Exodus 4:11 "Then the Lord said to him, “Who has made man's mouth? Who makes him mute, or deaf, or seeing, or blind? Is it not I, the Lord?"

Autism is not a contest. Please stop saying to me "So and so is more disabled." or "Blah blah's kid has worse autism."  Understand this: First, autism is not a disability.  It is an ABILITY. Second, being on the spectrum is hard in many ways because you see the world a bit differently, feel things a bit deeper, and struggle with things that are a norm or come naturally to others. Having autism is always a challenge and just because every. single. person. with autism is different than any other does NOT mean one is "worse" than another. Or that higher functioning autism means there are no challenges at all.

Third, although all my children are verbal (well, except the baby, but he's only 14 months, he'll get there) and intelligent, and creative, and mobile, and (mostly) toilet-trained, does not make life EASY. At least not for me as the mom. I am wiped out. I struggle to simply exist. So pretty pretty please don't tell me how easy I have it, how much "worse" some one else has it, or how lucky I am that "at least your kid can such-and-such." If you do, I may have to go ahead and punch you in the throat.  I mean, with all that spanking I'm not doing I've got to direct my physical aggression somewhere right? :) 

Also, Autism is not invented or over-diagnosed. ADHD is not a pretend disorder parents use as an excuse to sedate their children with calming pills because they are lazy parents. (Oh, and sometimes changing a diet alone or dousing them in essential oils is not enough to help them.) I see firsthand how real the challenge of over-stimulation and inability to focus is.
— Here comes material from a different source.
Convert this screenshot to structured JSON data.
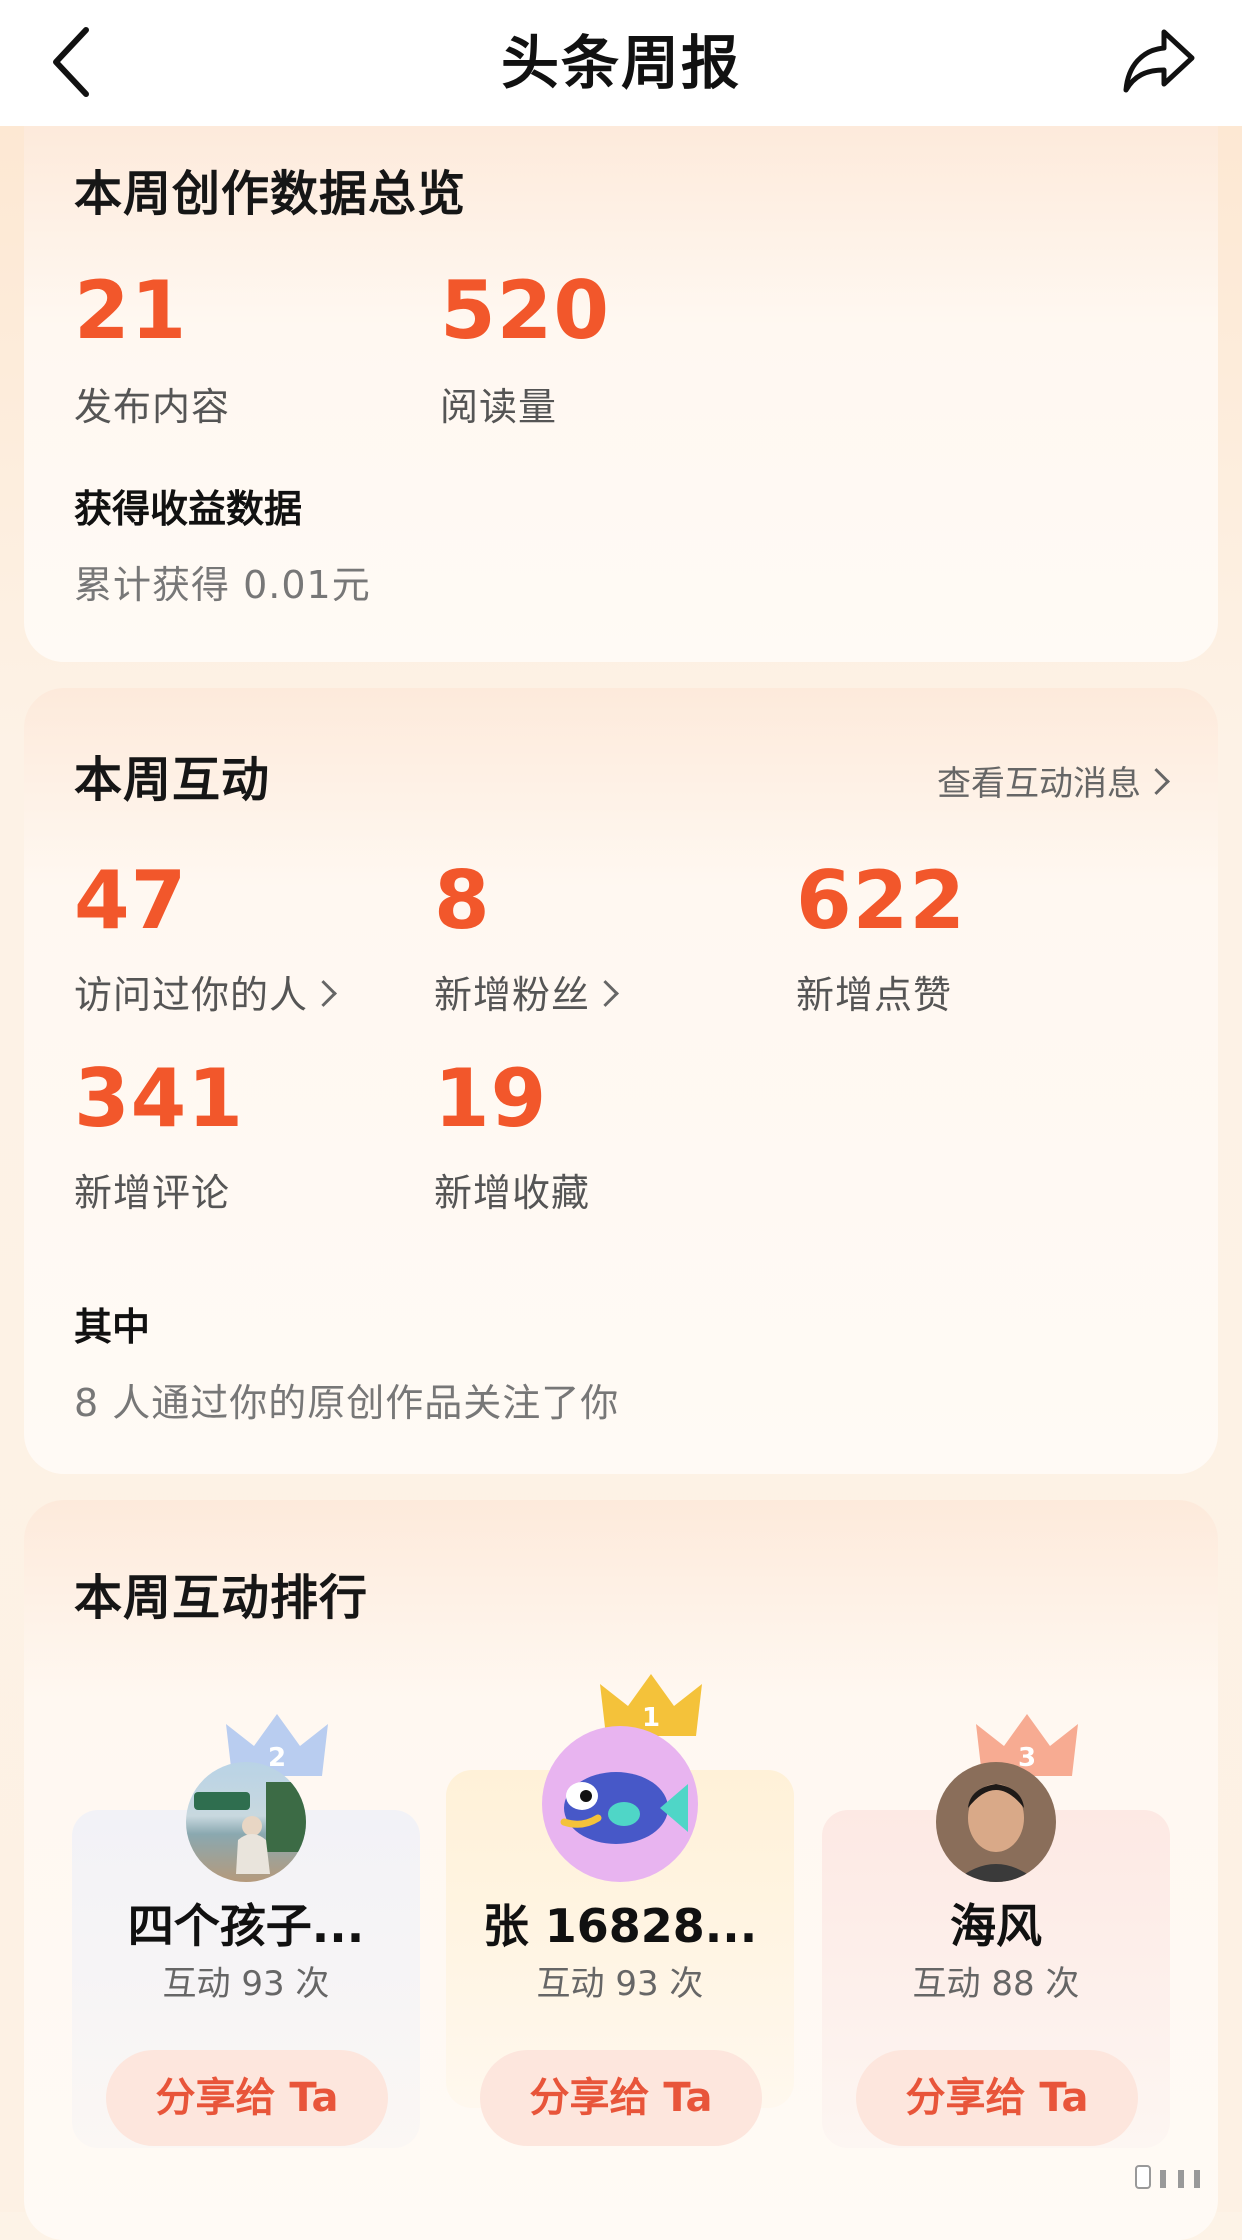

It is people like that that have held me back for so long from being the parent my children need and deserve. I had been trying to change them to fit into the way the rest of the world operates when the world should conform to them - because they will be the ones who really change it!

It is people like that that have caused me to have such a lack of support and education.  I wanted to fit in, to raise my children the way everyone else is even though typical strategies are not what work for my children. It is people like that that have made me lonely. Judgment for a life you do not live and cannot understand has hurt my feelings. I am not always strong enough to be the Mom they need when others judge, because I do have low self-image and struggle with a desire to be liked and earn my place to exist in this world. 

Do not tell me my child "does not look autistic." What does that even mean?! There is not a "look." If you meant it as a compliment, thanks. It was hard work getting here, to where you see us now. For the parents and the child. That said, having autism is not about looking different than most of the world - it is about thinking, feeling, and operating a bit differently. In a good way - because life here, with my children on the spectrum, is never ordinary or dull.


[I never want a world where THIS is not my life. Where the house is arranged into rainbow, numerical, or alphabetical order and is covered in maps. Yes, maps are my son's obsession. I love this version of life, the one where my kids are transformed by a simple weighted blanket.]